Drei-Wochen-Frist für die Kündigungsschutzklage – ab wann läuft sie und was passiert bei Versäumung?
Die Klage muss innerhalb von drei Wochen nach Zugang der schriftlichen Kündigung beim Arbeitsgericht eingegangen sein (§ 4 KSchG). Nicht abgeschickt, sondern eingegangen. Maßgeblich ist der Zugang der Kündigung, nicht das Datum auf dem Schreiben und nicht der Beendigungstermin.
Zugegangen ist die Kündigung, wenn sie so in Ihren Machtbereich gelangt ist, dass Sie unter normalen Umständen Kenntnis nehmen können. Beim Einwurf in den Hausbriefkasten ist das der Tag des Einwurfs, sofern noch mit einer Leerung zu rechnen war. Ob Sie tatsächlich hineingeschaut haben, ob Sie im Urlaub waren oder krank im Bett lagen, ändert daran nichts. Notieren Sie deshalb Datum, Uhrzeit, Übergabeart und mögliche Zeugen, sobald die Kündigung bei Ihnen ist.
Versäumen Sie die Frist, greift § 7 KSchG: Die Kündigung gilt von Anfang an als rechtswirksam. Alle Angriffspunkte sind dann verbraucht, auch solche, die vor Gericht sicher getragen hätten. Genau das ist der Grund, warum bei einer Kündigung nichts wichtiger ist als der Kalender. Einen Überblick über die weiteren arbeitsrechtlichen Fristen gibt unser Ratgeber zu den Fristen im Arbeitsrecht.
Die Drei-Wochen-Frist gilt für jede Form der Arbeitgeberkündigung: für die ordentliche, für die fristlose Kündigung, für die Verdachtskündigung, für die Kündigung in der Probezeit und auch dann, wenn Sie sich nur gegen die geänderten Bedingungen einer Änderungskündigung wehren wollen. Sie gilt ebenso, wenn Sie die Kündigung für formunwirksam halten, etwa weil sie nur mündlich ausgesprochen wurde oder weil der Unterzeichner seine Vollmacht nicht nachgewiesen hat.
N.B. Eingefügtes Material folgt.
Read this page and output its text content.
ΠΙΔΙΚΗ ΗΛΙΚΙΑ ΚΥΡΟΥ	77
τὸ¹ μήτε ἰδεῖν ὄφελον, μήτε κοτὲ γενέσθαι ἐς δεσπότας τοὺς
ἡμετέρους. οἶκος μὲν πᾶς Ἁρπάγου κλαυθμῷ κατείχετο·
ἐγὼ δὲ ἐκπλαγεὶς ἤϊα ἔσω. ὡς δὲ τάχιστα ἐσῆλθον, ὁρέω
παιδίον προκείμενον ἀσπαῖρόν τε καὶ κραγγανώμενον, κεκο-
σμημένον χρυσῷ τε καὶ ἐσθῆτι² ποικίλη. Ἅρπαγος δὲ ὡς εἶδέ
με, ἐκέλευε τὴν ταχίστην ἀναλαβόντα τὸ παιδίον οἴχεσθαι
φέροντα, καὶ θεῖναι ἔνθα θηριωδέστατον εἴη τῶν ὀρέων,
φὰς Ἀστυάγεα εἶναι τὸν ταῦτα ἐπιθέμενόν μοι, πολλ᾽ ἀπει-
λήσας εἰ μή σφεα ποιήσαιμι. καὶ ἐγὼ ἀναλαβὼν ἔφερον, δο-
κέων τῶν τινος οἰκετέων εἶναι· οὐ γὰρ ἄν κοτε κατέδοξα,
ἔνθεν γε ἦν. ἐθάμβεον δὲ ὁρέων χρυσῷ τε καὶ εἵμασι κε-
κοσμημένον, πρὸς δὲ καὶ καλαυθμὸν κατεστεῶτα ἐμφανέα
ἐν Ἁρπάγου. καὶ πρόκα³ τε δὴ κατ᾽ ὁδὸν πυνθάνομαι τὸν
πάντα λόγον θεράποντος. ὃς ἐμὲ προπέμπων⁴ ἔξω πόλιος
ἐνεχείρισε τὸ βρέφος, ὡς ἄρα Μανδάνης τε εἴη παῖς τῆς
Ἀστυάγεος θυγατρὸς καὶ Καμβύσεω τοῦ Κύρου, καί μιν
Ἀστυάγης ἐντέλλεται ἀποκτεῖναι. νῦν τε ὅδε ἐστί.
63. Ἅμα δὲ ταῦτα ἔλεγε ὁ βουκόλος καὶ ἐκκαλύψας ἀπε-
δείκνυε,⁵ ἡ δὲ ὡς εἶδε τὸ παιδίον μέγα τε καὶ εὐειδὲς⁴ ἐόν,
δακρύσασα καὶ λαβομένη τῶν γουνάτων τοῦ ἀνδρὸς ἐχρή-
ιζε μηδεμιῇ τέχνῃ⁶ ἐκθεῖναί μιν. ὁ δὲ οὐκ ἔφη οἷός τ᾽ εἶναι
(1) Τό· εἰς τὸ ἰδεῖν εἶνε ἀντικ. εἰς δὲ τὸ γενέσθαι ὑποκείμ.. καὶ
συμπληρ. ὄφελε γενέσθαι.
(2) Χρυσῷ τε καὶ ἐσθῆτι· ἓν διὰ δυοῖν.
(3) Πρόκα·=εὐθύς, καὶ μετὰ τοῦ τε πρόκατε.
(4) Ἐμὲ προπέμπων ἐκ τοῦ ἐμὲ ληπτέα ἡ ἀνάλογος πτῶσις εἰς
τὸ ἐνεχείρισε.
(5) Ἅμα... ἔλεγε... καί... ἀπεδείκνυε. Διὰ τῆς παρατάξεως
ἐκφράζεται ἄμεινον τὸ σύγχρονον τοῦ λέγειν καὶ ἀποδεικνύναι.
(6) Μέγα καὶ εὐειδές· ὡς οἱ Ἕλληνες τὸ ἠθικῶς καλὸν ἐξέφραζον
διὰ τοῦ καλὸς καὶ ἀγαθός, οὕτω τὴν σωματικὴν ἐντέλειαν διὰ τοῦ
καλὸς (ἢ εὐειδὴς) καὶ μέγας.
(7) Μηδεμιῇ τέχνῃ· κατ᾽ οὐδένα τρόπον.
Sie haben eine Kündigung oder einen Aufhebungsvertrag auf dem Tisch? Warten Sie nicht ab, bis die drei Wochen fast abgelaufen sind. Über notruf-kuendigung.de erreichen Sie uns unter 0221-29230110, auch am Wochenende. Zu Ihrer Kündigung oder Ihrem Aufhebungsvertrag erhalten Sie direkt am Telefon eine kostenfreie und unverbindliche Ersteinschätzung.
Klage erheben – was in die Klageschrift gehört und welches Arbeitsgericht zuständig ist
Zuständig ist in der Regel das Arbeitsgericht, in dessen Bezirk Sie gewöhnlich arbeiten. Daneben kommen der Sitz des Arbeitgebers und der Ort in Betracht, an dem das Arbeitsverhältnis abgewickelt wird. Bei Außendienst oder Homeoffice lohnt der genaue Blick, weil sich daraus mehrere zuständige Gerichte ergeben können und die Wahl taktisch bedeutsam ist.
Der Kern der Klage ist ein Feststellungsantrag. Er lautet darauf, dass das Arbeitsverhältnis durch die Kündigung vom betreffenden Datum nicht aufgelöst worden ist. Dazu gehören die genaue Bezeichnung beider Parteien, das Kündigungsdatum, das Zugangsdatum und die Gründe, aus denen Sie die Kündigung für unwirksam halten. Ergänzend werden je nach Fall ein allgemeiner Feststellungsantrag, ein Weiterbeschäftigungsantrag oder Zahlungsanträge gestellt.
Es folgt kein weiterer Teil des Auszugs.